Monday, December 19, 2016
For Micron Technology, it is no longer meaningful to implement the "Inotera Memories model" in China, according to Mark Durcan, CEO for the US memory vendor.
The so-called Inotera model sees Micron receive licensing fees and a portion of memory production capacity from partners which lack sufficient technology but are capable of scaling up output with huge capital.
Micron already has enough DRAM production capacity and economies of scale, and having another partner like the pre-acquisition Inotera is no longer meaningful for the company, said Durcan. Micron's principle is to protect the interests of shareholders and the team, while avoiding destabilizing the industry supply-demand balance, Durcan continued.
In fact, the joint venture deal betwen Micron and Nanya Technology was quite successful. Inotera was allowed to expand its DRAM production capacity with technology licensed from Micron and capital from Nanya, and Micron and Nanya were both able to expand their respective output and global market share.
Nevertheless, the current circumstances are different as DRAM prices have become more stable, and Micron's production base worldwide has expanded substantially, Durcan said.
Micron recently completed acquiring Inotera, formerly a Taiwan-based production partner of the US firm. Previously, Micron took over Taiwan-based Rexchip Electronics as a result of its acquisition of Japan's Elpida Memory. Taiwan now accounts for more than 60% of Micron's overall DRAM production capacity, which is mostly Micron's leading-edge capacity, Durcan said.
At the same time, China is aggressively developing its homegrown chipmaking industry including the memory sector. State-backed Tsinghua Unigroup had previously proposed a more than US$20 billion bid for Micron, but the offer is believed to have been turned down. Nevertheless, China remains aggressive in building its homegrown technology for making DRAM chips.
China will definitely be capable of finding a partner like Micron to license technology and make joint investments with, but for Micron, it would be appropriate to implement such a model 10 years ago when the DRAM industry was still immature and very competitive, Durcan noted. The industry has now entered its mature stage, and the chip prices tend to grow at a relatively stable rate. For Micron, there is less reason to be in that kind of relationship than there was 10 years ago, Durcan added.
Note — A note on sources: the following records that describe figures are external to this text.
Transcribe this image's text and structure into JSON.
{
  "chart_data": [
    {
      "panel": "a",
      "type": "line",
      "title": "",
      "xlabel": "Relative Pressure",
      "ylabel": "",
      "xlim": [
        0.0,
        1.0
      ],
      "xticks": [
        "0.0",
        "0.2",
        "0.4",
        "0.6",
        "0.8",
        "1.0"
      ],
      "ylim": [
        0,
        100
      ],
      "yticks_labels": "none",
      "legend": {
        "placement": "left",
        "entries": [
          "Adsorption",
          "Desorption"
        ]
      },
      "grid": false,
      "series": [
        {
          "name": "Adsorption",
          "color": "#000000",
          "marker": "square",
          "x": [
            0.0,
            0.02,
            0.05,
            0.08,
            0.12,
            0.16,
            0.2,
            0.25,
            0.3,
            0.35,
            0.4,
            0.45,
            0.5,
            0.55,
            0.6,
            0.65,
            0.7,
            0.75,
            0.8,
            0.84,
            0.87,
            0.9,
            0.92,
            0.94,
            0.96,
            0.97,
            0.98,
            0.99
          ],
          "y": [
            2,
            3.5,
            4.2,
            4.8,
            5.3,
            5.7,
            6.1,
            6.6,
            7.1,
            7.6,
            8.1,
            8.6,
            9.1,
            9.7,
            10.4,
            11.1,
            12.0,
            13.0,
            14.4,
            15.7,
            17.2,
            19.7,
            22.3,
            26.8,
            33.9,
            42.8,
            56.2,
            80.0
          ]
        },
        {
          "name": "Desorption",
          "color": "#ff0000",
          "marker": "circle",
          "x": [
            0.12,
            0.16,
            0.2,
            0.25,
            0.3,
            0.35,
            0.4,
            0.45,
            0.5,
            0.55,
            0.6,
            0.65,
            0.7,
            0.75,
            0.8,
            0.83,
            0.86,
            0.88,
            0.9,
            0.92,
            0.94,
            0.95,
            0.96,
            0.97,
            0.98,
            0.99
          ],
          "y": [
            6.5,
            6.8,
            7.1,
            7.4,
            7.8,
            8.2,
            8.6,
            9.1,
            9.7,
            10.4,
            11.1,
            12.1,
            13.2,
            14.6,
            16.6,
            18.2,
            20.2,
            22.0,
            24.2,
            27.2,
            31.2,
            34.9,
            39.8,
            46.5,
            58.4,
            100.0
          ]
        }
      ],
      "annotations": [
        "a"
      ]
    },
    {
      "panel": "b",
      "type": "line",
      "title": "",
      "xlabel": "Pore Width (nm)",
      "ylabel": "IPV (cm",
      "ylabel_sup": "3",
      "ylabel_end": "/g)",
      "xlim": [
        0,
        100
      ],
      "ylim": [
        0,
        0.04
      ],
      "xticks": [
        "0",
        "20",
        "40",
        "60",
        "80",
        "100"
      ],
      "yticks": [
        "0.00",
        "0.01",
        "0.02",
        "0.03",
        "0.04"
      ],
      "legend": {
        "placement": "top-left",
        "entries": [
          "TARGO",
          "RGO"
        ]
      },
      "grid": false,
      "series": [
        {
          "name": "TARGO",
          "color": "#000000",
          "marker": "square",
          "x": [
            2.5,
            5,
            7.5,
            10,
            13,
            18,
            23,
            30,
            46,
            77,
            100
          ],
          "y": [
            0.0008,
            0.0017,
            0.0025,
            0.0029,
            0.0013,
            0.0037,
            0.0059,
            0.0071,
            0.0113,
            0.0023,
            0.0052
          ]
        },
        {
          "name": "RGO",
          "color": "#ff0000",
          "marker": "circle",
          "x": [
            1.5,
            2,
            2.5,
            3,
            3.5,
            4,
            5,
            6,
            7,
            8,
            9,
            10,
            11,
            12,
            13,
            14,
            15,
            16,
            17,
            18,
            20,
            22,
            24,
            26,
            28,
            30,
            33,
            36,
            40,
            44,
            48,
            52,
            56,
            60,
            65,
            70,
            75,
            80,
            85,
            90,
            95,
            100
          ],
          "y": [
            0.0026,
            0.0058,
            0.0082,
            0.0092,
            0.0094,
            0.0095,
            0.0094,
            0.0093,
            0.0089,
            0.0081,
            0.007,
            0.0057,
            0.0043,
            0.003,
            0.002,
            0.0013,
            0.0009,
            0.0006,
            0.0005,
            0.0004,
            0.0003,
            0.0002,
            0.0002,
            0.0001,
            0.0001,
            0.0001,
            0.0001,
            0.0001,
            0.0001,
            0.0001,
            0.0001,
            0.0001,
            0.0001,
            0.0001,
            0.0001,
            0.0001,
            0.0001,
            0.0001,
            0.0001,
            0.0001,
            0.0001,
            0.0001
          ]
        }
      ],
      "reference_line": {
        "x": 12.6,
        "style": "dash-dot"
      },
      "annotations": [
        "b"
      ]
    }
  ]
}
However, such a joint-venture model may make more sense in the NAND flash sector, where the chip prices remain volatile and suppliers require huge capital to expand their production capacity, Durcan indicated. In China, nevertheless, implementing the model could be complex since every group of investors has their own interests and values that have to be materialized, Durcan said.
In addition, Durcan commented that 2017 will be a "pretty good" year for the DRAM market as supply seems to be well-controlled and demand is strong. As for NAND flash, end-market demand is growing fast while suppliers are transitioning to 3D technologies. The NAND flash market for 2017 is more difficult to predict, Durcan said, but he believes the supply will still be tight at least for the first half of 2017.
The overall memory market outlook for the next 18 months is quite positive, said Durcan, adding that suppliers are more cautious about their investments and capacity expansions. At least spending from Micron's competitors tends to be more reasonable, Durcan said.